The C++ compiler would be totally lost on its own, so it needs make sitting in front of it and hand-holding it through the build moving the compiler further from the IDE.
C++ separates declarations in header files, but there can be definitions in headers and declarations in non-headers.
C++ has a preprocessor, which can do things that e.g. cause identifiers not to appear as whole strings in the source files. Also conditional compilation means that it is hard to figure out whether a given line participates in the program.
C++ has templates, which can make it hard to track what is going on.
Mozilla has additional complications like generating headers from IDL.
Even though there is a standard, compiler-specific subsetting of the standard is important enough that you can’t trivially substitute compilers.
It seems to me that solving some of the key problems would be a huge undertaking. First, CDT would need to implement GNU make–compatible functionality so that it could drive the build itself and learn the dependencies from makefiles in order to build in smart increments. Second, to support quick error reporting, smart autocomplete and refactoring, CDT would need to have a full C++ compiler front-end integrated into the editor. Developing such a thing would be even more difficult that developing a standalone non-interactive C++ compiler front-end.

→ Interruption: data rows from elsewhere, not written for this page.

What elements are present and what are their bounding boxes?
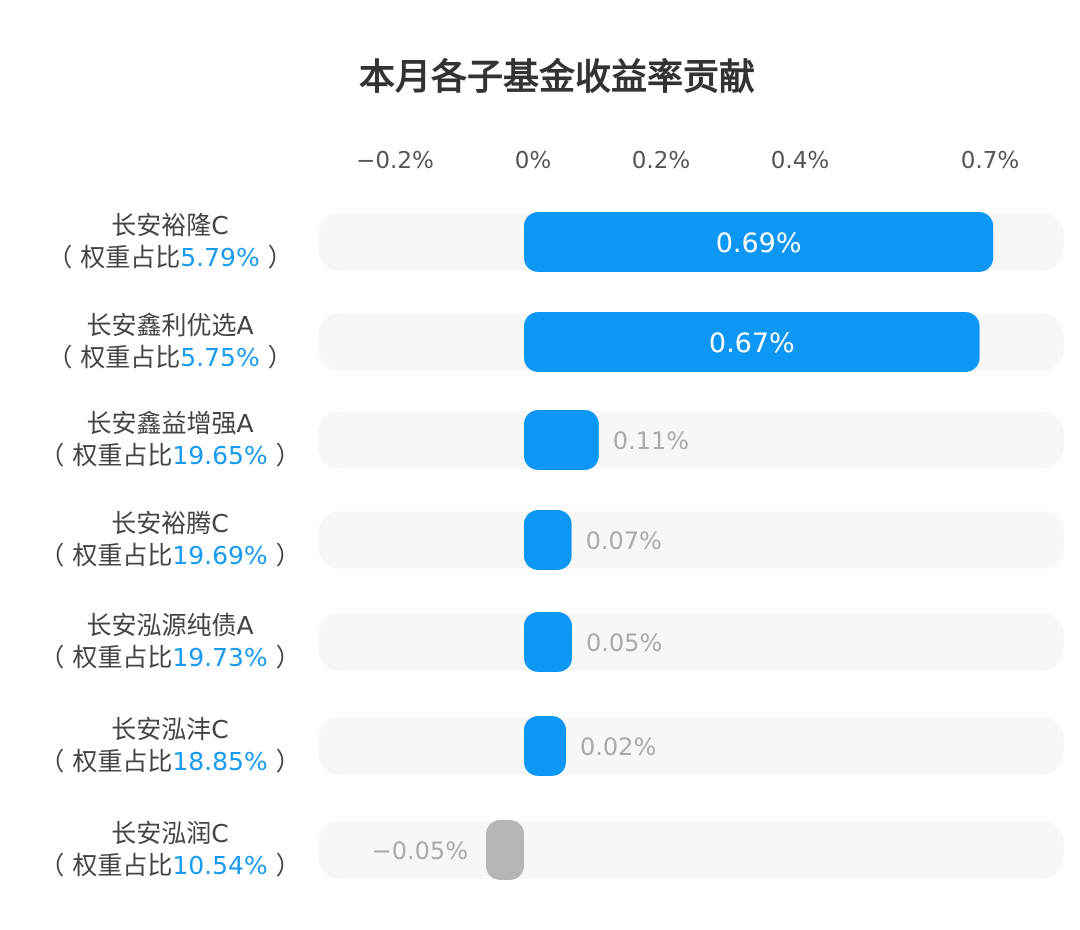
category-label: 长安泓沣C: [111, 715, 228, 744]
value-label: 0.69%: [716, 228, 802, 259]
value-label: 0.07%: [586, 527, 662, 555]
bar: [524, 312, 980, 372]
bar-track: [318, 511, 1064, 569]
bar-track: [318, 613, 1064, 671]
weight-label: （ 权重占比18.85% ）: [39, 747, 300, 776]
bar: [524, 612, 572, 672]
value-label: 0.67%: [709, 328, 795, 359]
bar: [524, 716, 566, 776]
x-tick-label: 0.7%: [961, 148, 1019, 174]
weight-label: （ 权重占比10.54% ）: [39, 851, 300, 880]
category-label: 长安鑫利优选A: [86, 311, 253, 340]
value-label: 0.05%: [586, 629, 662, 657]
category-label: 长安鑫益增强A: [86, 409, 253, 438]
bar-track: [318, 411, 1064, 469]
x-tick-label: 0%: [515, 148, 552, 174]
bar: [486, 820, 524, 880]
weight-label: （ 权重占比19.65% ）: [39, 441, 300, 470]
weight-label: （ 权重占比5.79% ）: [47, 243, 292, 272]
weight-label: （ 权重占比19.69% ）: [39, 541, 300, 570]
bar-track: [318, 717, 1064, 775]
value-label: 0.02%: [580, 733, 656, 761]
category-label: 长安泓润C: [111, 819, 228, 848]
value-label: −0.05%: [372, 837, 468, 865]
value-label: 0.11%: [613, 427, 689, 455]
bar: [524, 510, 572, 570]
category-label: 长安泓源纯债A: [86, 611, 253, 640]
chart-title: 本月各子基金收益率贡献: [358, 57, 755, 98]
category-label: 长安裕腾C: [111, 509, 228, 538]
bar: [524, 410, 599, 470]
weight-label: （ 权重占比19.73% ）: [39, 643, 300, 672]
x-tick-label: −0.2%: [356, 148, 434, 174]
x-tick-label: 0.2%: [632, 148, 690, 174]
x-tick-label: 0.4%: [771, 148, 829, 174]
category-label: 长安裕隆C: [111, 211, 228, 240]
bar: [524, 212, 994, 272]
weight-label: （ 权重占比5.75% ）: [47, 343, 292, 372]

If that could be pulled off, throwing in non-optimizing compiler back-ends for key platforms wouldn’t be such a big deal.
Anyway, getting CDT on par with JDT is not a small task.
The only thing that I expected and that worked was putting the error marker in the margin. And even that involved running make, which is slow with Mozilla.
I am rather disappointed and have spent too much time on this tool. Still, I think that CDT is the best candidate for a sane C++ IDE and, with time, it may get better. Unfortunately, so many important pieces of software are written in C++ that it is futile to wish the problem (C++) away.